Antonio Pantojas (November 25, 1948 – October 2, 2017) was an actor, comedian, dancer and a pioneer in the art of drag.

==Early years==
Antonio Pantojas was born in Santurce and raised in Río Piedras, the largest district of the city of San Juan, Puerto Rico, in the San José area. At the age of 10, his greatest passion was dancing. His dance teachers at the time were Madame Brewer and Mario Cox. Later, in his high school years, his Spanish teacher offered him a scholarship with dancing professor Ana García.

Pantojas's professional training led him to become the dancing instructor and director of the San José Ballet, in Río Piedras. His mission was to promote wholesome and enjoyable cultural, folkloric, and ballet dancing in his town. Later he enrolled in Ballets de San Juan (the San Juan Ballet Company), and participated in the Ita Medina and Sarita Ayala's ballet companies as well.

Pantojas, broadening his horizons, started taking acting lessons with Ernesto Concepción in Walter Mercado's Academy.
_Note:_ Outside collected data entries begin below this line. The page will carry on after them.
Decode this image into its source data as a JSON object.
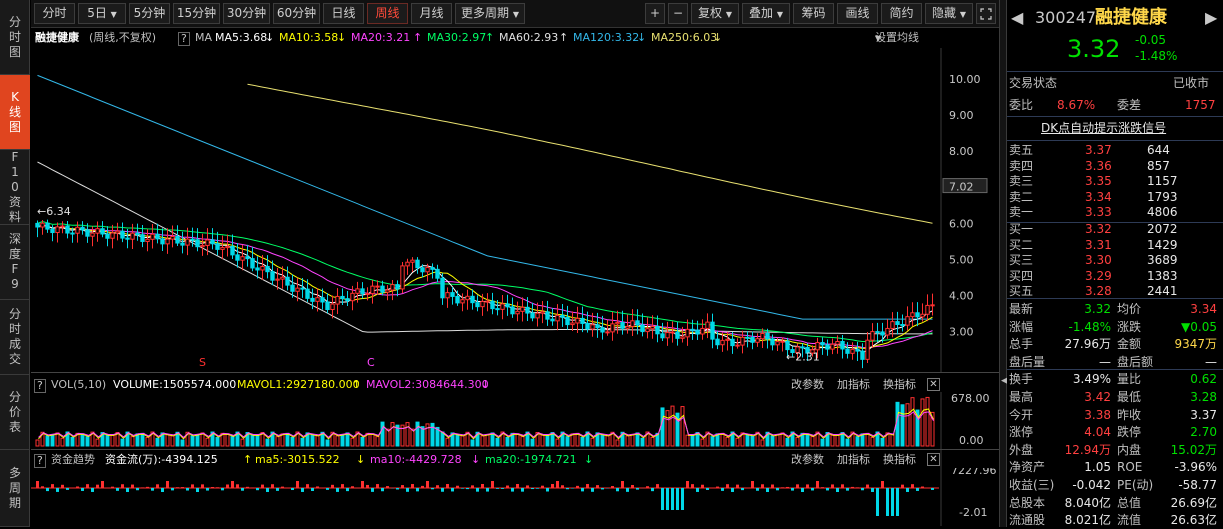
{
  "left_nav": [
    {
      "label": "分时图"
    },
    {
      "label": "K线图",
      "active": true
    },
    {
      "label": "F10资料"
    },
    {
      "label": "深度F9"
    },
    {
      "label": "分时成交"
    },
    {
      "label": "分价表"
    },
    {
      "label": "多周期"
    }
  ],
  "toolbar": {
    "periods": [
      "分时",
      "5日",
      "5分钟",
      "15分钟",
      "30分钟",
      "60分钟",
      "日线",
      "周线",
      "月线",
      "更多周期"
    ],
    "active_period": "周线",
    "tools": [
      "+",
      "−",
      "复权",
      "叠加",
      "筹码",
      "画线",
      "简约",
      "隐藏"
    ]
  },
  "ma_line": {
    "name": "融捷健康",
    "mode": "(周线,不复权)",
    "help": "?",
    "ma_label": "MA",
    "ma5": "MA5:3.68",
    "ma10": "MA10:3.58",
    "ma20": "MA20:3.21",
    "ma30": "MA30:2.97",
    "ma60": "MA60:2.93",
    "ma120": "MA120:3.32",
    "ma250": "MA250:6.03",
    "settings": "设置均线"
  },
  "kline": {
    "yaxis": [
      "10.00",
      "9.00",
      "8.00",
      "7.02",
      "6.00",
      "5.00",
      "4.00",
      "3.00"
    ],
    "current_marker": "7.02",
    "high_label": "6.34",
    "low_label": "2.31",
    "markers": [
      "S",
      "C"
    ]
  },
  "vol_panel": {
    "name": "VOL(5,10)",
    "volume": "VOLUME:1505574.000",
    "mavol1": "MAVOL1:2927180.000",
    "mavol2": "MAVOL2:3084644.300",
    "buttons": [
      "改参数",
      "加指标",
      "换指标"
    ],
    "yaxis": [
      "678.00",
      "0.00"
    ]
  },
  "fund_panel": {
    "name": "资金趋势",
    "flow": "资金流(万):-4394.125",
    "ma5": "ma5:-3015.522",
    "ma10": "ma10:-4429.728",
    "ma20": "ma20:-1974.721",
    "buttons": [
      "改参数",
      "加指标",
      "换指标"
    ],
    "yaxis": [
      "7227.96",
      "-2.01"
    ]
  },
  "quote": {
    "code": "300247",
    "name": "融捷健康",
    "price": "3.32",
    "change": "-0.05",
    "change_pct": "-1.48%",
    "status_label": "交易状态",
    "status": "已收市",
    "weibi_label": "委比",
    "weibi": "8.67%",
    "weicha_label": "委差",
    "weicha": "1757",
    "dk_banner": "DK点自动提示涨跌信号",
    "asks": [
      {
        "label": "卖五",
        "price": "3.37",
        "vol": "644"
      },
      {
        "label": "卖四",
        "price": "3.36",
        "vol": "857"
      },
      {
        "label": "卖三",
        "price": "3.35",
        "vol": "1157"
      },
      {
        "label": "卖二",
        "price": "3.34",
        "vol": "1793"
      },
      {
        "label": "卖一",
        "price": "3.33",
        "vol": "4806"
      }
    ],
    "bids": [
      {
        "label": "买一",
        "price": "3.32",
        "vol": "2072"
      },
      {
        "label": "买二",
        "price": "3.31",
        "vol": "1429"
      },
      {
        "label": "买三",
        "price": "3.30",
        "vol": "3689"
      },
      {
        "label": "买四",
        "price": "3.29",
        "vol": "1383"
      },
      {
        "label": "买五",
        "price": "3.28",
        "vol": "2441"
      }
    ],
    "stats": [
      {
        "l1": "最新",
        "v1": "3.32",
        "c1": "grn",
        "l2": "均价",
        "v2": "3.34",
        "c2": "red"
      },
      {
        "l1": "涨幅",
        "v1": "-1.48%",
        "c1": "grn",
        "l2": "涨跌",
        "v2": "▼0.05",
        "c2": "grn"
      },
      {
        "l1": "总手",
        "v1": "27.96万",
        "c1": "wht",
        "l2": "金额",
        "v2": "9347万",
        "c2": "yel"
      },
      {
        "l1": "盘后量",
        "v1": "—",
        "c1": "wht",
        "l2": "盘后额",
        "v2": "—",
        "c2": "wht"
      },
      {
        "l1": "换手",
        "v1": "3.49%",
        "c1": "wht",
        "l2": "量比",
        "v2": "0.62",
        "c2": "grn"
      },
      {
        "l1": "最高",
        "v1": "3.42",
        "c1": "red",
        "l2": "最低",
        "v2": "3.28",
        "c2": "grn"
      },
      {
        "l1": "今开",
        "v1": "3.38",
        "c1": "red",
        "l2": "昨收",
        "v2": "3.37",
        "c2": "wht"
      },
      {
        "l1": "涨停",
        "v1": "4.04",
        "c1": "red",
        "l2": "跌停",
        "v2": "2.70",
        "c2": "grn"
      },
      {
        "l1": "外盘",
        "v1": "12.94万",
        "c1": "red",
        "l2": "内盘",
        "v2": "15.02万",
        "c2": "grn"
      },
      {
        "l1": "净资产",
        "v1": "1.05",
        "c1": "wht",
        "l2": "ROE",
        "v2": "-3.96%",
        "c2": "wht"
      },
      {
        "l1": "收益(三)",
        "v1": "-0.042",
        "c1": "wht",
        "l2": "PE(动)",
        "v2": "-58.77",
        "c2": "wht"
      },
      {
        "l1": "总股本",
        "v1": "8.040亿",
        "c1": "wht",
        "l2": "总值",
        "v2": "26.69亿",
        "c2": "wht"
      },
      {
        "l1": "流通股",
        "v1": "8.021亿",
        "c1": "wht",
        "l2": "流值",
        "v2": "26.63亿",
        "c2": "wht"
      }
    ]
  },
  "colors": {
    "up": "#ff3030",
    "down": "#00d8e8",
    "ma5": "#ffffff",
    "ma10": "#ffff00",
    "ma20": "#ff44ff",
    "ma30": "#00ff66",
    "ma120": "#33b7e8",
    "ma250": "#e8e070",
    "active": "#e0451f"
  }
}
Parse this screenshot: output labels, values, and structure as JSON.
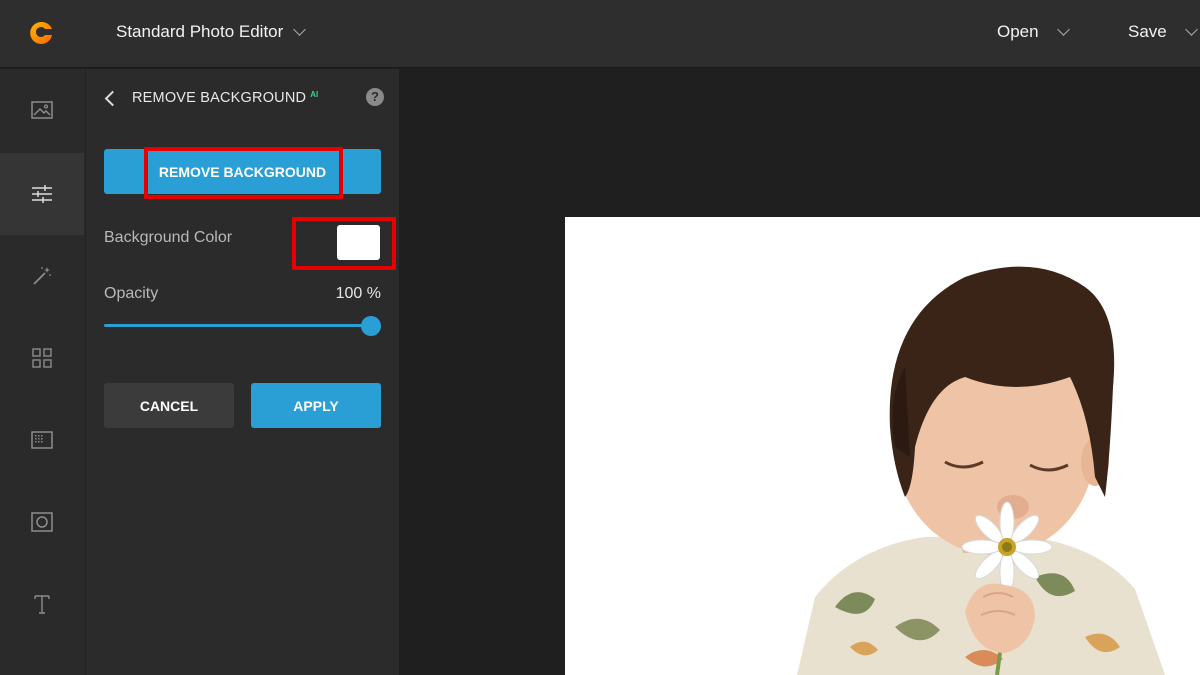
{
  "header": {
    "app_title": "Standard Photo Editor",
    "open_label": "Open",
    "save_label": "Save",
    "logo_icon": "canva-c-logo-icon"
  },
  "rail": {
    "items": [
      {
        "icon": "image-icon",
        "active": false
      },
      {
        "icon": "adjust-sliders-icon",
        "active": true
      },
      {
        "icon": "magic-wand-icon",
        "active": false
      },
      {
        "icon": "grid-icon",
        "active": false
      },
      {
        "icon": "frame-texture-icon",
        "active": false
      },
      {
        "icon": "vignette-frame-icon",
        "active": false
      },
      {
        "icon": "text-icon",
        "active": false
      }
    ]
  },
  "panel": {
    "title": "REMOVE BACKGROUND",
    "ai_badge": "AI",
    "help": "?",
    "remove_button": "REMOVE BACKGROUND",
    "bg_color_label": "Background Color",
    "bg_color_value": "#ffffff",
    "opacity_label": "Opacity",
    "opacity_value": "100 %",
    "opacity_fraction": 1.0,
    "cancel_label": "CANCEL",
    "apply_label": "APPLY"
  },
  "colors": {
    "accent": "#2a9fd6",
    "highlight": "#e60000",
    "ai_badge": "#3fd18a"
  }
}
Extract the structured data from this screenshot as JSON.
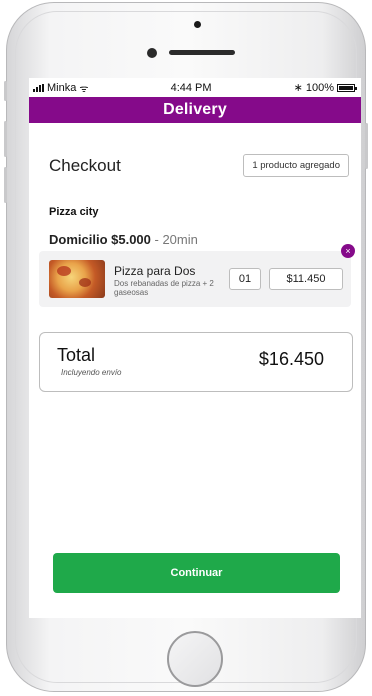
{
  "status_bar": {
    "carrier": "Minka",
    "time": "4:44 PM",
    "battery": "100%"
  },
  "header": {
    "title": "Delivery",
    "color": "#850a8a"
  },
  "checkout": {
    "title": "Checkout",
    "badge": "1 producto agregado"
  },
  "store": {
    "name": "Pizza city",
    "delivery_label": "Domicilio $5.000",
    "delivery_time": " - 20min"
  },
  "item": {
    "name": "Pizza para Dos",
    "description": "Dos rebanadas de pizza + 2 gaseosas",
    "quantity": "01",
    "price": "$11.450",
    "remove_icon": "×"
  },
  "total": {
    "label": "Total",
    "sublabel": "Incluyendo envío",
    "value": "$16.450"
  },
  "footer": {
    "continue_label": "Continuar",
    "button_color": "#1fa94a"
  },
  "icons": {
    "signal": "signal-icon",
    "wifi": "wifi-icon",
    "bluetooth": "bluetooth-icon",
    "battery": "battery-icon",
    "wifi_glyph": "ᯤ",
    "bluetooth_glyph": "∗"
  }
}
He also earned a Bachelor's degree in theater at the Departamento de Drama (Drama Faculty) of the University of Puerto Rico in Río Piedras.

==Theater debut==
As the 1970s came about, he made his professional debut as an actor at the Latin American Theater Festival in the Coop-Arte theater in Barrio Obrero Santurce. He later performed the role of Herod, in Jesus Christ Superstar at the Matienzo Theater in Santurce, alongside Marian Pabón, among others.

==Drag performances==
Pantoja's career as a transvestite performer began when he was auditioning for a role in a theater production, and the only one left was a woman's part. He accepted the challenge to portray that role, and it was an epiphany. From then on, it became his primary career.

He wrote over 20 club acts, which he took throughout Puerto Rico, the Dominican Republic, the United States, Mexico and Peru. He also hosted his own talk show, Estoy aquí (I'm Here), on WIPR-TV, channel 6-affiliated broadcasting (from PBS).

A seasoned night club varieté entertainer, Pantojas made waves beginning in the Puerto Rico night club scene during the 1970s, with his musical incendiary political satires and his gender-bending characters. A versatile thespian, he played roles as diverse as Estragon and Pozzo in Waiting for Godot, Juliet in El público (The Audience) by Federico García Lorca (in its world premiere in Puerto Rico in 1978), and the small-time street-wise narrator in La verdadera historia de Pedro Navaja, one of the longest-running plays in Puerto Rico's history, based on the Three Penny Opera. Pantojas produced, directed, taught, wrote and performed for more than 12 years for the Productora Nacional de Teatro, Inc., a department from the Instituto de Cultura Puertorriqueña (National Cultural Ministry) in Puerto Rico from which he staged his versions of Alexandre Dumas, fils’ Camille, Lorca's La casa de Bernarda Alba (The House of Bernarda Alba), Jules Tasca, An American Comedy, Venezuelan Isaac Chocrón's La revolución (The Revolution), Argentine Alejandro Robino's Manzana podrida (Rotten Apple) and Chilean Marco Antonio De la Parra's La secreta obscenidad de cada día (The Secret Obscenity of Every Day), as well as the theatrical versions of Weekend at Bernie's and The Full Monty. Pantojas also appeared in various plays, including La Cage Aux Folles (The Bird's Cage), as "Zaza" and "Albin", and Love, Valour and Compassion as "Buzz". As a playwright, he took several workshops in New York City (writing) and Florence (creativity).

==Recent years==
In 2003, Pantojas moved to New York, and decided that due to his age he would not perform again as a transvestite actor. Pantojas stated that his face and his body had changed, and as he was a versatile actor, he could carry out different roles, pursuing his career as a performer in many ways.

He portrayed a priest, Father Amado, in the theater production El silencio es salud (Silence Is Health), performed at the Centro Cultural Clemente Soto Vélez (The Clemente Soto Cultural Center) on the Lower East Side of Manhattan, and he was featured as Amalia in the motion picture Under My Nails (2012).

He died of a heart attack on October 2, 2017.